Mike Pence Meets With Far-Right Jewish Leaders In West Bank

The former vice president spoke to two of Israel's most virulent racists.
Former Vice President Mike Pence (R), an evangelical Christian, visited a city in the Israeli-occupied West Bank that is known for its restrictions on Palestinian life.
Former Vice President Mike Pence (R), an evangelical Christian, visited a city in the Israeli-occupied West Bank that is known for its restrictions on Palestinian life.
Manuel Balce Ceneta/Associated Press

Former Vice President Mike Pence (R) met with two prominent Jewish extremists during a visit to the Palestinian city of Hebron in the Israeli-occupied West Bank on Wednesday.

In photos circulated on Twitter, Pence appeared alongside Itamar Ben-Gvir, a far-right member of the Israeli Knesset, or parliament, and Baruch Marzel, a far-right Jewish activist, whom the Israeli Supreme Court disqualified from running for Knesset in 2019 on the grounds that he had incited violence against Palestinians.

Matt Duss, a foreign policy adviser to Sen. Bernie Sanders (I-Vt.), compared Pence’s meeting with the two men to a “foreign leader coming to the U.S. and hanging out with the Proud Boys,” a U.S. far-right gang.

HuffPost reached out to Pence’s group Advancing American Freedom for a response to the criticism, but did not immediately receive a reply.

Pence was visiting Israel as part of a political tour that observers speculate might be in preparation for a presidential run in 2024. He met with Miriam Adelson, the widow of GOP mega-donor Sheldon Adelson, in Jerusalem, as well as Israeli Foreign Minister Yair Lapid.

But Pence’s company in Hebron is substantially more controversial. Ben-Gvir, who is affiliated with the “Jewish Power” faction of Israel’s Religious Zionism Party, shared one of the photos of himself and Marzel meeting with Pence. “I thanked him for visiting us and for his support and solidarity on the side of the state of Israel,” Ben-Gvir wrote on Twitter.

Benzion Sanders, a member of Breaking the Silence, a left-leaning group of Israeli military veterans, shared a second photo of Pence’s visit.

Ben-Gvir and Marzel are both followers of the late Rabbi Meir Kahane, a U.S.-born immigrant to Israel whose calls for the expulsion of Palestinians and other violent rhetoric prompted the Knesset to ban his political party in 1988. (Kahane was assassinated in New York City in 1990.)

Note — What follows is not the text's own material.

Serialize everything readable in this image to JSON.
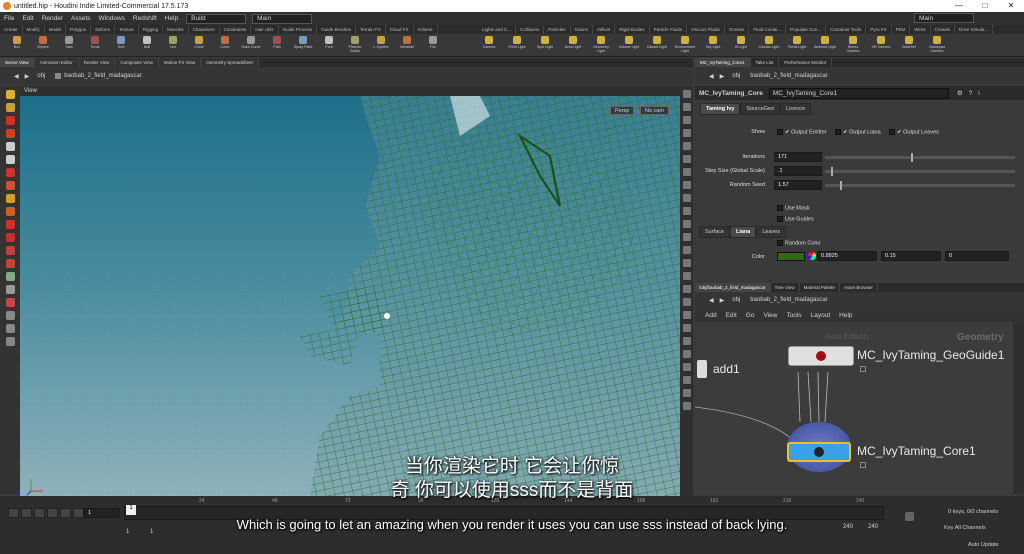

The pair represent the most violent and racist factions of the Jewish settler movement in the occupied West Bank, where Jews have the benefit of Israeli citizenship and Palestinian residents lack real political rights. Until 2020, Ben-Gvir featured in his home a photo of Baruch Goldstein, a Jewish settler who murdered 29 Palestinians while they were praying in 1994.

Ben-Gvir’s Religious Zionism Party was expected to be a part of former Israeli Prime Minister Benjamin Netanyahu’s governing coalition after the 2021 elections.

But a coalition of centrist, right-leaning and left-leaning Israeli lawmakers outmaneuvered Netanyahu, locking the far right out of power and resulting in the ascent of current Israeli Prime Minister Naftali Bennett. Lapid, the foreign minister, condemned Ben-Gvir’s sit-ins in Sheikh Jarrah, a Palestinian neighborhood of Jerusalem, in February as a form of incitement that will “create situations that will end in death.”

Many progressive U.S. lawmakers have visited Hebron during trips to Israel and the occupied Palestinian territories.

But unlike Pence, they have gone to Hebron as a gesture of solidarity with the Palestinians living there. In the section of the city where the Israeli military protects a small group of Jewish settlers, Palestinians lack access to a major thoroughfare and must abide by other restrictions on their movement and daily life.

As a devout evangelical Christian, however, Pence hails from a segment of the U.S. electorate that has cultivated strong ties to the most right-wing elements of Israeli society. American evangelical Christians, who believe, for a variety of reasons, that Jews have a divine right to Israeli lands, are major financial backers of Jewish settlement in the West Bank.